Cardinal József Mindszenty (pronounced yor-zhef meend-sen-tee) (1892_1975) was a Hungarian Cardinal and steadfast opponent of the Hungarian communist regime.
Mindszenty was born József Pehm on March 29, 1892, in Csehimindszent, Austria-Hungary. He became a priest in 1915. In 1917 the first of his books, Motherhood, was published. He was arrested under the Béla Kun government in 1919. He adopted his new name - part of his home village's name - in the 1930s.
He also joined the Smallholder's Party in this period, in opposition to the Fascist Arrow Cross. He was arrested again in 1944 for his opposition to the government, and charged with treason.
On March 29, 1944, he was consecrated bishop of Veszprém.
In April 1945 he was released from prison. Later that year he was appointed Primate of Hungary and Archbishop of Esztergom (the seat of the head of the Roman Catholic Church in Hungary).
On December 26, 1948, he was arrested again and accused of treason, conspiracy, and offences against the current laws. Shortly before his arrest he wrote a note to the effect that he had not been involved in any conspiracy, and any confession he would make would be the result of duress.
On February 3, 1949, his trial was opened. On February 8, Mindszenty was sentenced to life imprisonment for treason against the Hungarian Communist government. His "confession of guilt" is believed to have been a result of drugging and torture. He had refused to permit Roman Catholic schools in Hungary to be secularised. At his trial he declared the note he had written about statements made under duress to be null and void. On February 12, Pope Pius XII announced the excommunication of all persons involved in the trial and conviction of Mindszenty.

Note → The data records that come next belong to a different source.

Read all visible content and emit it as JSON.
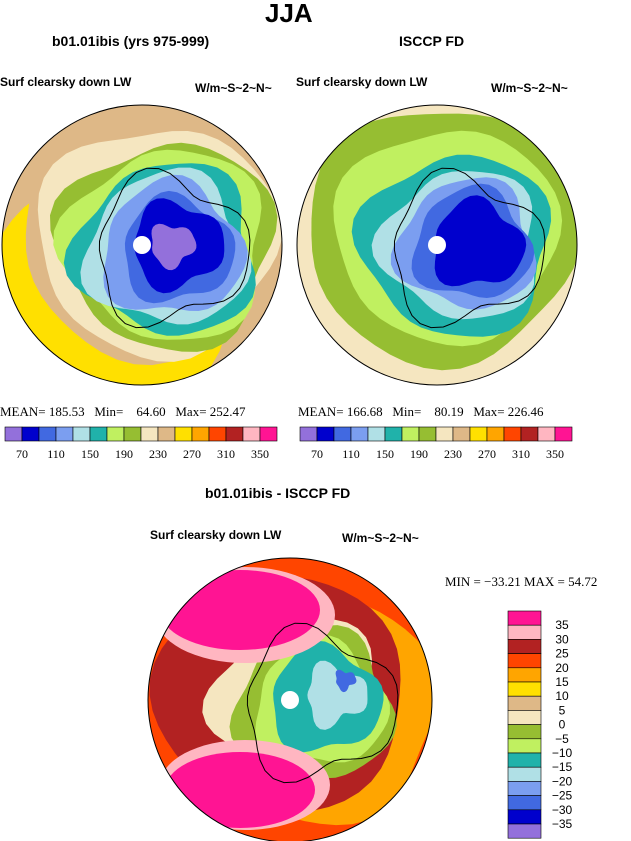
{
  "chart_data": [
    {
      "type": "contour-map",
      "projection": "south polar stereographic",
      "title": "b01.01ibis (yrs 975-999)",
      "left_label": "Surf clearsky down LW",
      "units": "W/m~S~2~N~",
      "stats": {
        "mean_label": "MEAN=",
        "mean": "185.53",
        "min_label": "Min=",
        "min": "64.60",
        "max_label": "Max=",
        "max": "252.47"
      },
      "levels": [
        70,
        90,
        110,
        130,
        150,
        170,
        190,
        210,
        230,
        250,
        270,
        290,
        310,
        330,
        350
      ],
      "tick_labels": [
        "70",
        "110",
        "150",
        "190",
        "230",
        "270",
        "310",
        "350"
      ]
    },
    {
      "type": "contour-map",
      "projection": "south polar stereographic",
      "title": "ISCCP FD",
      "left_label": "Surf clearsky down LW",
      "units": "W/m~S~2~N~",
      "stats": {
        "mean_label": "MEAN=",
        "mean": "166.68",
        "min_label": "Min=",
        "min": "80.19",
        "max_label": "Max=",
        "max": "226.46"
      },
      "levels": [
        70,
        90,
        110,
        130,
        150,
        170,
        190,
        210,
        230,
        250,
        270,
        290,
        310,
        330,
        350
      ],
      "tick_labels": [
        "70",
        "110",
        "150",
        "190",
        "230",
        "270",
        "310",
        "350"
      ]
    },
    {
      "type": "contour-map",
      "projection": "south polar stereographic",
      "title": "b01.01ibis - ISCCP FD",
      "left_label": "Surf clearsky down LW",
      "units": "W/m~S~2~N~",
      "stats_text": "MIN = −33.21  MAX =  54.72",
      "levels": [
        -35,
        -30,
        -25,
        -20,
        -15,
        -10,
        -5,
        0,
        5,
        10,
        15,
        20,
        25,
        30,
        35
      ],
      "tick_labels": [
        "−35",
        "−30",
        "−25",
        "−20",
        "−15",
        "−10",
        "−5",
        "0",
        "5",
        "10",
        "15",
        "20",
        "25",
        "30",
        "35"
      ]
    }
  ],
  "main_title": "JJA",
  "palette": [
    "#9370db",
    "#0000cd",
    "#4169e1",
    "#7b9ef0",
    "#b0e0e6",
    "#20b2aa",
    "#c0f060",
    "#96be32",
    "#f5e6c0",
    "#deb887",
    "#ffe000",
    "#ffa500",
    "#ff4500",
    "#b22222",
    "#ffb6c1",
    "#ff1493"
  ]
}
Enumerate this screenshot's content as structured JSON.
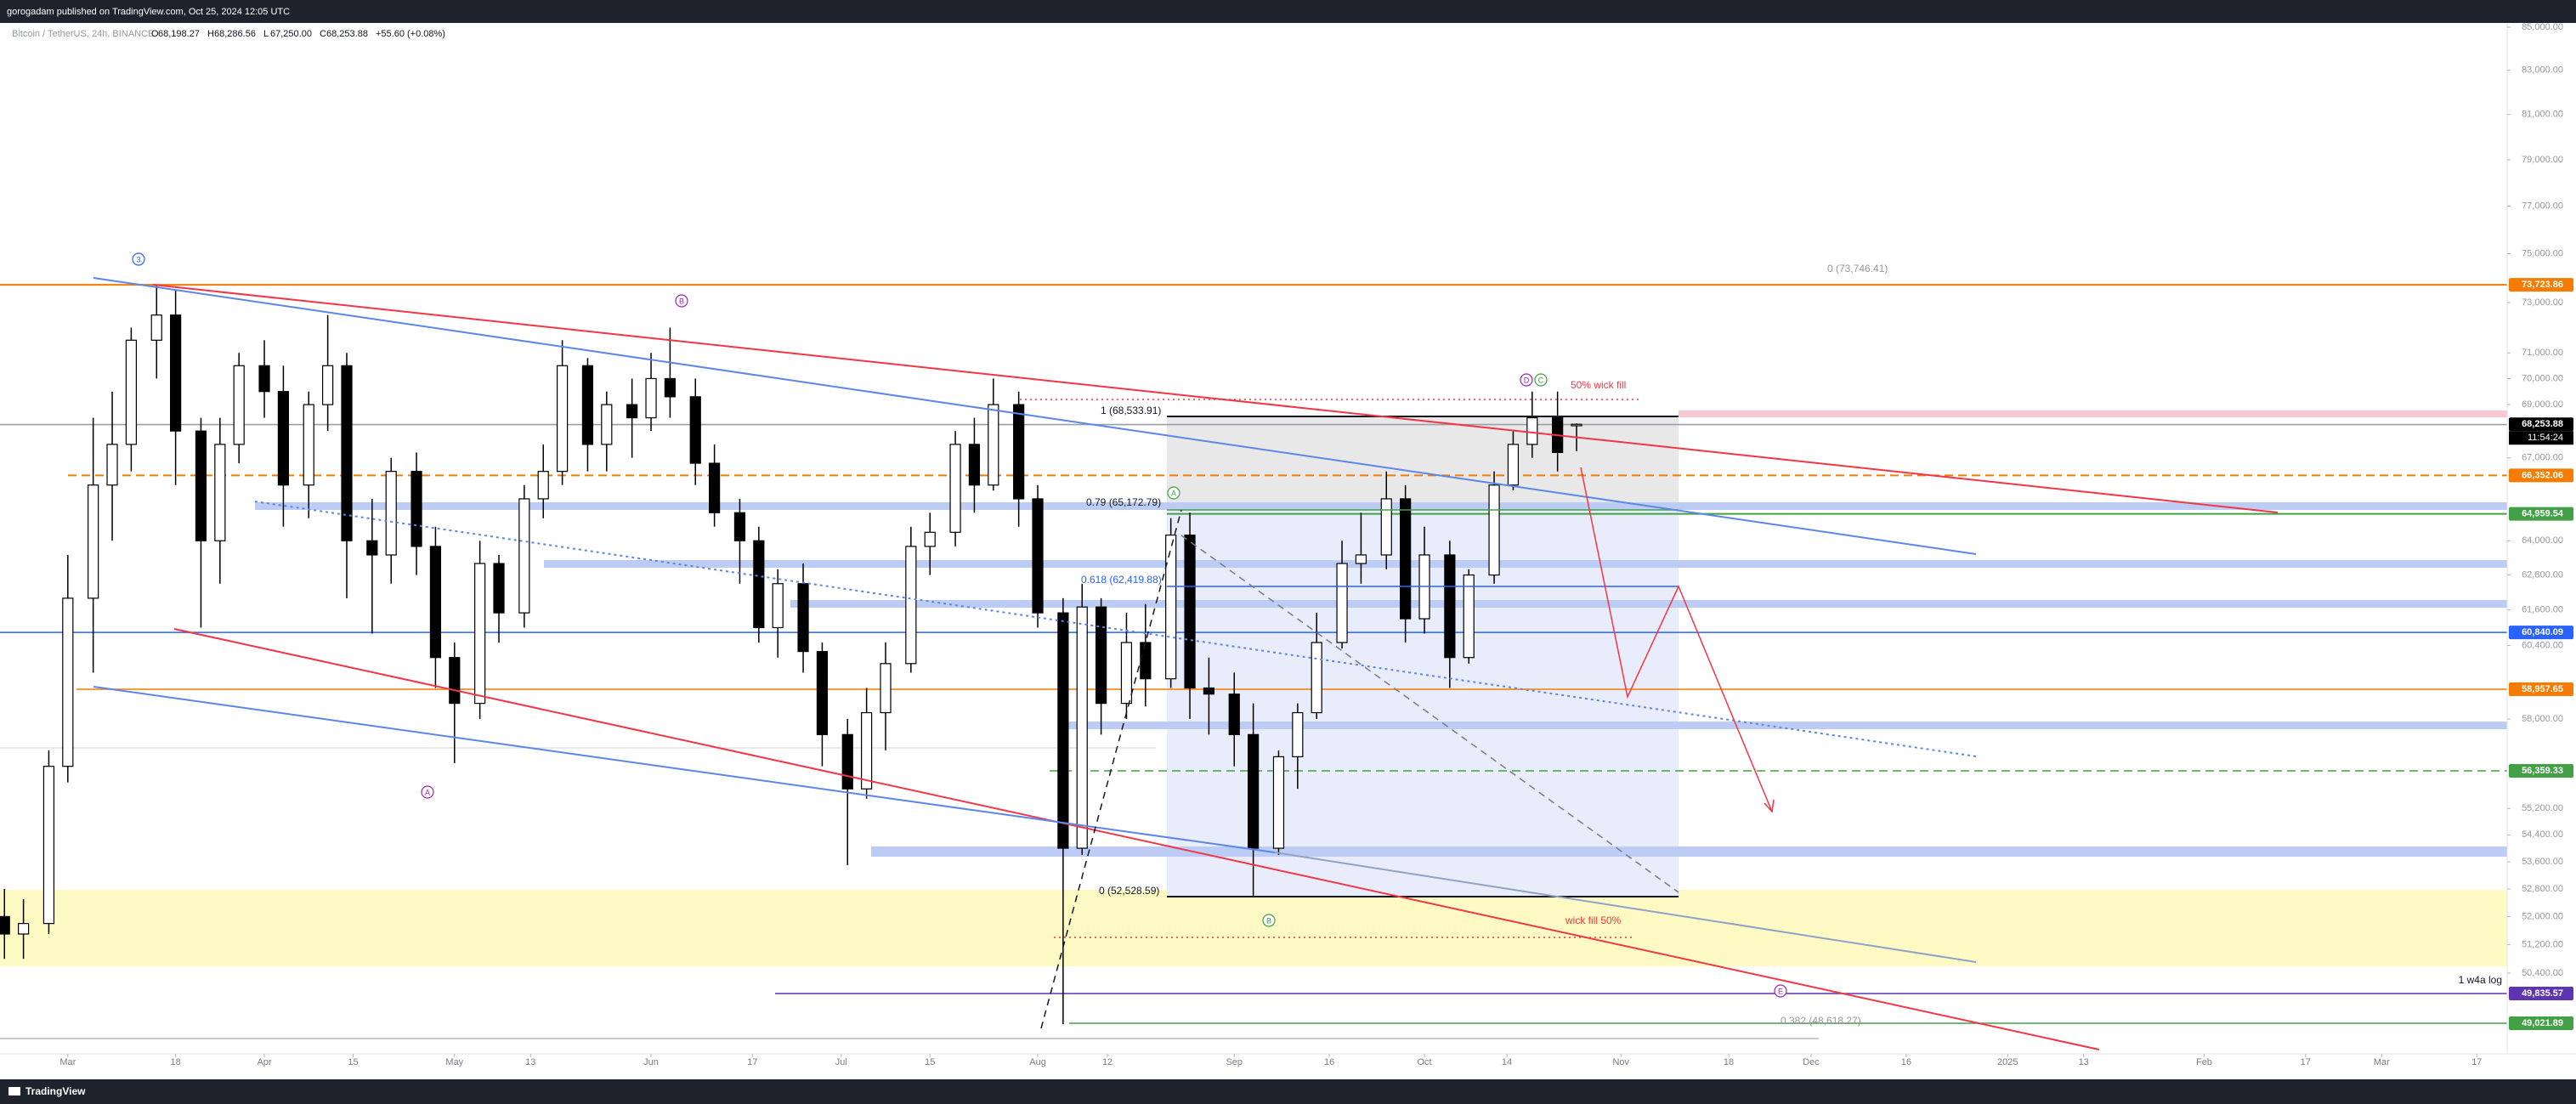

On October 30, 1956, during the Hungarian Uprising, Mindszenty was released from prison and he returned to Budapest the next day. On November 2 he praised the insurgents. The following day he made a radio broadcast in favour of recent anti_communist developments. When the Soviets invaded Hungary again on November 4, Mindszenty sought Imre Nagy's advice, and was granted political asylum at the US embassy in Budapest. He then rejected requests by the Vatican to leave Hungary for many years. It was only in 1971, upon the entreaty of US President Richard Nixon, that Mindszenty moved to Vienna, Austria, where he spent his last years.
In 1974 he retired from his posts and published his memoirs. He died May 6, 1975, in Vienna.